This section provides some background material on the topic of dynamic spectrum management. For more detailed background material, interested readers are referred to Leaves et al. (2004), Akyildiz, Lee, Vuran, & Mohanty (2006), Zhao & Sadler (2007), and the references therein. A Venn diagram illustrating the similarity and differences between the algorithms discussed in the background material is shown in Figure 1.

Figure 1.

Venn diagram illustrating the similarity and differences between the algorithms discussed in the background material

Yu, Ginis, & Cioffi (2002) introduced Iterative Water Filling (IWF), one of the first distributed DSM algorithms. In IWF, each user selfishly performs their own power allocation without any regard for their effect on the other users until a point where no user benefits from changing its current power allocation is reached. While IWF gives significant performance improvements over SSM techniques, in many situations, it leads to sub-optimal performance.

Key Terms in this Chapter

Centralized Algorithms: Algorithms which make use of a central hub with full knowledge of the network to perform the power allocations.

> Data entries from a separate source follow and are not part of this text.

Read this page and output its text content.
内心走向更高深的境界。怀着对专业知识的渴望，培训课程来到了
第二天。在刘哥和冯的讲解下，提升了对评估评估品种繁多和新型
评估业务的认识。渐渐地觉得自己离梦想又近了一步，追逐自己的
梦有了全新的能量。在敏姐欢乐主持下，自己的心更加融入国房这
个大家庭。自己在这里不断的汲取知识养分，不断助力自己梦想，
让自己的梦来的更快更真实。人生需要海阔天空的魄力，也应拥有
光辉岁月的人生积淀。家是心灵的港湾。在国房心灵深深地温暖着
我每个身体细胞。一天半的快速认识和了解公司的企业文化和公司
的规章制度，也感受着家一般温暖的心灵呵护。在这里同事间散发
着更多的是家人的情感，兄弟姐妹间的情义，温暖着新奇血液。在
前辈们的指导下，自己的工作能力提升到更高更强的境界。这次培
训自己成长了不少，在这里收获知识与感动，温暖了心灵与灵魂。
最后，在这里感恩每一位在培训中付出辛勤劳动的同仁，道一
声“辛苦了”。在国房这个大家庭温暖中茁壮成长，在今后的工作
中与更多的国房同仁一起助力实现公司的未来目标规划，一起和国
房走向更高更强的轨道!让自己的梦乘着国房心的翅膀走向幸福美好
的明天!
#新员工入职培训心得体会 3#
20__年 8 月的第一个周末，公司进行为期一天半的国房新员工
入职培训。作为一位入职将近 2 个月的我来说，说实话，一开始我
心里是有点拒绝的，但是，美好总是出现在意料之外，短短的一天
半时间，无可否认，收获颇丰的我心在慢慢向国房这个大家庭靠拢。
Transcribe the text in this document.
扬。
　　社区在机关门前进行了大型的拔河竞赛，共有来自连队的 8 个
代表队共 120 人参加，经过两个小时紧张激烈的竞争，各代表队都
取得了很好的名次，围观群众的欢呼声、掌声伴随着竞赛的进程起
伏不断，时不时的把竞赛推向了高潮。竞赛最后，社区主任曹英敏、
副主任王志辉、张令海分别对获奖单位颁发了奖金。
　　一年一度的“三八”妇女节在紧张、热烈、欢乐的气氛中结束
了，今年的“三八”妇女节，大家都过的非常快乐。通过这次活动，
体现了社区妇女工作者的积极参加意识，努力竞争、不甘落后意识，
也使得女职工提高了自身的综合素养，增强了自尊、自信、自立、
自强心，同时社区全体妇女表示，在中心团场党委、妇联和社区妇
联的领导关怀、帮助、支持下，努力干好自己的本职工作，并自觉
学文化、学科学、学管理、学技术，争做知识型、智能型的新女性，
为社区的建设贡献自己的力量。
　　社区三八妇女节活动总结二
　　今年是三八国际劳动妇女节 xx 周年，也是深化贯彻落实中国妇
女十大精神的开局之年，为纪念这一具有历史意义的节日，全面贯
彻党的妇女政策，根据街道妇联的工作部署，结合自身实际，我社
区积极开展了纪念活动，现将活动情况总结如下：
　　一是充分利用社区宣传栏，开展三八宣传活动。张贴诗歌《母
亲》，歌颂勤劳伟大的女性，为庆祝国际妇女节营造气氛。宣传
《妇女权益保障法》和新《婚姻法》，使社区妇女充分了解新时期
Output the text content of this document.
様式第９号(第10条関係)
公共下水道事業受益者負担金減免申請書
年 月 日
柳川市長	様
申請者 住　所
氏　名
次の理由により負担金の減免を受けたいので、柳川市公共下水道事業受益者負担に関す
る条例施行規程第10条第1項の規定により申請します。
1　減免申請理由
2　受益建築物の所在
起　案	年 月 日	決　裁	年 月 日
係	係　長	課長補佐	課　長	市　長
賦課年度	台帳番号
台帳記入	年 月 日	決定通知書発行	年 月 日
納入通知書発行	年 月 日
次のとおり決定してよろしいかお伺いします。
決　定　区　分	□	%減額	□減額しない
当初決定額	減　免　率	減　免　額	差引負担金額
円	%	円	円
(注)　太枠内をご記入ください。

Sequential Convex Programming: Iterative algorithms which solve non-convex optimization problems by solving a sequence of convex sub-problems to find a locally optimal solution.

Semi-Centralized Algorithms: Algorithms which make use of both a central hub and distributed processing to perform the power allocations using a per-iteration message passing system.

Locally Optimality: Refers to an operating point which is the best within some neighbourhood (i.e., subset of the domain) with respect to some objective (e.g., maximum sum-rate, minimum transmit power).

Nash Equilibrium: A non-cooperative game theoretic solution where no user can gain by changing their current power allocation strategy.

Distributed Algorithms: Algorithms in which users self-optimize fully autonomously without the need of explicit message passing.

Dynamic Spectrum Management: Adaptively applies different spectrum allocations for each user with some optimization criteria in mind (e.g., maximizing throughput, minimizing power).

Global Optimality: Refers to an operating point which is the best possible over the entire domain with respect to some objective (e.g., maximum sum-rate, minimum transmit power).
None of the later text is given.